Comment by mannyv
7 hours ago
You are wrong because you are being overly pedantic.
NAT provides security because normally it disallows external actors on the outside from accessing resources on the inside side.
A firewall is not required for NAT to work, although many firewalls have NAT built-in. And indeed, if a firewall is off NAT can still function (if NAT is separate).
Your definition of security is too narrow.
And saying that NAT is broken all the time, implying that NAT is not security, is ridiculous. SSH is 'broken' all the time. TLS is broken all the time.
Here's the end point: NAT effectively reduces the attack surface for a home network to the router. That is security, practically speaking.
> And indeed, if a firewall is off NAT can still function (if NAT is separate).

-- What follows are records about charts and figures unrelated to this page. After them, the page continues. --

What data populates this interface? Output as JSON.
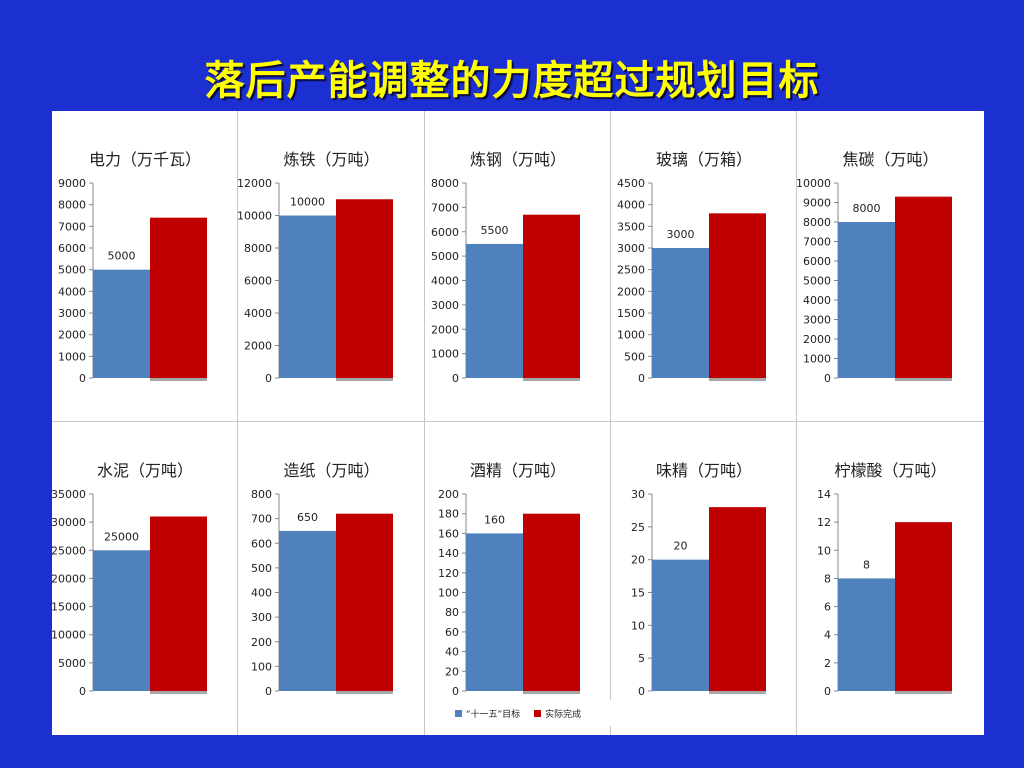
{
  "slide": {
    "title": "落后产能调整的力度超过规划目标"
  },
  "colors": {
    "background": "#1c2fd0",
    "title": "#ffff00",
    "target": "#4f81bd",
    "actual": "#c00000"
  },
  "legend": {
    "target_label": "“十一五”目标",
    "actual_label": "实际完成"
  },
  "chart_data": [
    {
      "type": "bar",
      "title": "电力（万千瓦）",
      "categories": [
        "“十一五”目标",
        "实际完成"
      ],
      "target": 5000,
      "actual": 7400,
      "target_label": "5000",
      "ylim": [
        0,
        9000
      ],
      "ticks": [
        0,
        1000,
        2000,
        3000,
        4000,
        5000,
        6000,
        7000,
        8000,
        9000
      ]
    },
    {
      "type": "bar",
      "title": "炼铁（万吨）",
      "categories": [
        "“十一五”目标",
        "实际完成"
      ],
      "target": 10000,
      "actual": 11000,
      "target_label": "10000",
      "ylim": [
        0,
        12000
      ],
      "ticks": [
        0,
        2000,
        4000,
        6000,
        8000,
        10000,
        12000
      ]
    },
    {
      "type": "bar",
      "title": "炼钢（万吨）",
      "categories": [
        "“十一五”目标",
        "实际完成"
      ],
      "target": 5500,
      "actual": 6700,
      "target_label": "5500",
      "ylim": [
        0,
        8000
      ],
      "ticks": [
        0,
        1000,
        2000,
        3000,
        4000,
        5000,
        6000,
        7000,
        8000
      ]
    },
    {
      "type": "bar",
      "title": "玻璃（万箱）",
      "categories": [
        "“十一五”目标",
        "实际完成"
      ],
      "target": 3000,
      "actual": 3800,
      "target_label": "3000",
      "ylim": [
        0,
        4500
      ],
      "ticks": [
        0,
        500,
        1000,
        1500,
        2000,
        2500,
        3000,
        3500,
        4000,
        4500
      ]
    },
    {
      "type": "bar",
      "title": "焦碳（万吨）",
      "categories": [
        "“十一五”目标",
        "实际完成"
      ],
      "target": 8000,
      "actual": 9300,
      "target_label": "8000",
      "ylim": [
        0,
        10000
      ],
      "ticks": [
        0,
        1000,
        2000,
        3000,
        4000,
        5000,
        6000,
        7000,
        8000,
        9000,
        10000
      ]
    },
    {
      "type": "bar",
      "title": "水泥（万吨）",
      "categories": [
        "“十一五”目标",
        "实际完成"
      ],
      "target": 25000,
      "actual": 31000,
      "target_label": "25000",
      "ylim": [
        0,
        35000
      ],
      "ticks": [
        0,
        5000,
        10000,
        15000,
        20000,
        25000,
        30000,
        35000
      ]
    },
    {
      "type": "bar",
      "title": "造纸（万吨）",
      "categories": [
        "“十一五”目标",
        "实际完成"
      ],
      "target": 650,
      "actual": 720,
      "target_label": "650",
      "ylim": [
        0,
        800
      ],
      "ticks": [
        0,
        100,
        200,
        300,
        400,
        500,
        600,
        700,
        800
      ]
    },
    {
      "type": "bar",
      "title": "酒精（万吨）",
      "categories": [
        "“十一五”目标",
        "实际完成"
      ],
      "target": 160,
      "actual": 180,
      "target_label": "160",
      "ylim": [
        0,
        200
      ],
      "ticks": [
        0,
        20,
        40,
        60,
        80,
        100,
        120,
        140,
        160,
        180,
        200
      ]
    },
    {
      "type": "bar",
      "title": "味精（万吨）",
      "categories": [
        "“十一五”目标",
        "实际完成"
      ],
      "target": 20,
      "actual": 28,
      "target_label": "20",
      "ylim": [
        0,
        30
      ],
      "ticks": [
        0,
        5,
        10,
        15,
        20,
        25,
        30
      ]
    },
    {
      "type": "bar",
      "title": "柠檬酸（万吨）",
      "categories": [
        "“十一五”目标",
        "实际完成"
      ],
      "target": 8,
      "actual": 12,
      "target_label": "8",
      "ylim": [
        0,
        14
      ],
      "ticks": [
        0,
        2,
        4,
        6,
        8,
        10,
        12,
        14
      ]
    }
  ]
}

Well technically you can translate your /16 to look like a different /16 from the outside. IE each internal address gets turned into its own separate external address.
But that's not how NAT gets used in practice. How it actually gets used is to but many hidden addresses behind one or a few public addresses. And that multiplexing necessarily implies that incoming connections must be specifically told where to go; ie that there's a firewall.
> NAT provides security because normally it disallows external actors on the outside from accessing resources on the inside side.
Which NAT?
A 1:1 'basic' NAT [1] could allow stateless flow between two different address schemes. Then you have NAPT where multiple IPs can be mapped via one-IP-many-port system, in which you need state and thus have a filtering mechanism.
Similarly you can have IPv6 ULA and do a stateless address translation (NPT) without any blocking policy, which would achieve the same (lack of) security as the 1:1 scenario above.
Address translation can have the same level (or not) of security in both IPv4 and IPv6.
[1] https://datatracker.ietf.org/doc/html/rfc2663#section-4.1.1
> NAT provides security because normally it disallows external actors on the outside from accessing resources on the inside side.
Any good firewall does the same, by having a default “no” rule for incoming connections.
> A firewall is not required for NAT to work
Do you have any examples of NAT that isn't implemented in a more general firewall subsystem?
> NAT effectively reduces the attack surface for a home network to the router.
While true, this doesn't add to the argument for/against IPv6. That is just security provided by default configuration, which can be provided many other ways and could be before the subset of NAT you are talking about was common.
> Do you have any examples of NAT that isn't implemented in a more general firewall subsystem?
When I was a network engineer, we did NAT on edge routers for B2B connections all the time. Like literally hundreds of thousands of them. I am 100% serious on this.
Busses aren't for safety. Seatbelts and airbags and etc are. Busses are just for moving large numbers of people around efficiently.
And yet statistically I'm safer on a bus. Therefore it's reasonable to ride the bus "for safety".
I would phrase it as: NAT accidentally "breaks" or "makes harder/impossible" something which yields increased security, under some circumstances.